Sail Ahead: Turning problems into opportunity
By Cdr Abhilash Tomy | JAN 2016
I was preparing for my tenth board exam when I came across a book which I thought might help me prepare for the history paper. It was titled, The Study of History and was written by a man who was touted as the father of modern history.
In the book, Arnold Toynbee talks about 20 civilisations and makes a comparative study to understand the conditions that cause civilisations to prosper or wilt. Not surprisingly, he concluded that their fate depended on how well they responded to challenges.
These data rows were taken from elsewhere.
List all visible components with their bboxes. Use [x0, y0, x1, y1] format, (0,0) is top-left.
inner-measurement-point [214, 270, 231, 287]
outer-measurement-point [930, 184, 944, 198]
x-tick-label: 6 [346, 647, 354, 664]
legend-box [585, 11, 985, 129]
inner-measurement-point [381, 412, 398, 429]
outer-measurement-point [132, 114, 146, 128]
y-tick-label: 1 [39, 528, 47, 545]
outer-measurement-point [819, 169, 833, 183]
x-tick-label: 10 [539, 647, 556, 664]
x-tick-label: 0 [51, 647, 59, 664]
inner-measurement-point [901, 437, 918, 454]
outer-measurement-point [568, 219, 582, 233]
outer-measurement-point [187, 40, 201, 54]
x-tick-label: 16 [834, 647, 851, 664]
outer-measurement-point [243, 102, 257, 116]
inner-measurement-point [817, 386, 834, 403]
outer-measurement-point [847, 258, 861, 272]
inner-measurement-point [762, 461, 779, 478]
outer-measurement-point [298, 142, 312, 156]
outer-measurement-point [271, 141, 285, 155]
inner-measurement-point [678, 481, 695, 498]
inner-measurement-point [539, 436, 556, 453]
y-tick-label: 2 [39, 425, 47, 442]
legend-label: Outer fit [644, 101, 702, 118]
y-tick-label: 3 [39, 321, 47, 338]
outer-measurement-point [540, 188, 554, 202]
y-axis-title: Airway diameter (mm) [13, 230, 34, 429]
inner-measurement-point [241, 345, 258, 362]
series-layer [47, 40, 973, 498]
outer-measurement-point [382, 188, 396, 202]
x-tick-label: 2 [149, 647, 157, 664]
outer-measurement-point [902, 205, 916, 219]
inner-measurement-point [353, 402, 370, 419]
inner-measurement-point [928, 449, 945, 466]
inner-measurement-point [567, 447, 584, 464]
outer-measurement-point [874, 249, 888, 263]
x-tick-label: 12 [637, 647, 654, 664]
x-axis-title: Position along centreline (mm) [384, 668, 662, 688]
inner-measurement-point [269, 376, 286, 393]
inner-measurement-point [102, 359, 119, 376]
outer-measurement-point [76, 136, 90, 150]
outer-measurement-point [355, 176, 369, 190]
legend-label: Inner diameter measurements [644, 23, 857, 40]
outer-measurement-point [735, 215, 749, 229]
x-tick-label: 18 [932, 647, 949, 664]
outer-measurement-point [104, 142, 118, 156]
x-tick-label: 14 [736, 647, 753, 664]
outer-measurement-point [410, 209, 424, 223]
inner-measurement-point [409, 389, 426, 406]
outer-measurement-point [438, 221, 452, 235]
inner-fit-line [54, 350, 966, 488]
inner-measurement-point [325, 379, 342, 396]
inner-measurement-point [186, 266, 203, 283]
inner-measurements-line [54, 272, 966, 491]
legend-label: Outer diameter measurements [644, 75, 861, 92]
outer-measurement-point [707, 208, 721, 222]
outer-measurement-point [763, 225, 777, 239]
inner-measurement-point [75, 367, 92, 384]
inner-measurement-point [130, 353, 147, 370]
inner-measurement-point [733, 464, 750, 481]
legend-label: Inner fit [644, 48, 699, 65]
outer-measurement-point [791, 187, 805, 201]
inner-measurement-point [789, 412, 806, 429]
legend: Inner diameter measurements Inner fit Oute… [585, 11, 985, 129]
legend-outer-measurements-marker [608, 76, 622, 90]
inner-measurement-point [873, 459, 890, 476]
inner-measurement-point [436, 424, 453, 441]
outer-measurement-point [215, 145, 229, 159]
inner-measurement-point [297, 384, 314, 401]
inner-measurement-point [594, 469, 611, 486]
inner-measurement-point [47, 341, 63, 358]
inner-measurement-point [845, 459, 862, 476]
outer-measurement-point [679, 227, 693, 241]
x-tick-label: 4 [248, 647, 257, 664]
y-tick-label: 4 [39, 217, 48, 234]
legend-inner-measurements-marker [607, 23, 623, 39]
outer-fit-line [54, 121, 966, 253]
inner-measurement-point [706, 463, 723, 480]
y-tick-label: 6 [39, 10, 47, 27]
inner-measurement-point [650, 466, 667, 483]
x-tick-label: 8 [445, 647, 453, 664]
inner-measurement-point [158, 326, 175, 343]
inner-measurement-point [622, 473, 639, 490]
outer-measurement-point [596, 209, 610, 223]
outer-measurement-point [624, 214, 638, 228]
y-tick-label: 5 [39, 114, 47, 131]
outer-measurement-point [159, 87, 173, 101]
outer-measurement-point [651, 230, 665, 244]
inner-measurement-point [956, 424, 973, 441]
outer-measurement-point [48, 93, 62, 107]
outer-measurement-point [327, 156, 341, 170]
Toynbee’s book did not help me score much in the exam (I scored about 30 percent below the average in history) but at the age of 15, it taught me a lifelong lesson which changed me in a fundamental way.
People do have a tendency to imagine that a life without problems would be a satisfied one but analysing things in the light of what I found in the book made me realise how wrong the supposition was.
You don’t really have to go looking for problems, but when one presents itself, you must use it as an opportunity. Einstein said that we cannot solve our problems with the same thinking that created them.
It is in the nature of a problem to force us to change our thinking, and in doing so we only become better than ourselves.
Edmund Hillary, Tenzing Norgay and Robin Knox-Johnston and such like are names we recognise today because there was a tall mountain and seemingly obstinate oceans waiting to be surmounted and crossed. It is perhaps this thinking which sifts the great from the ordinary.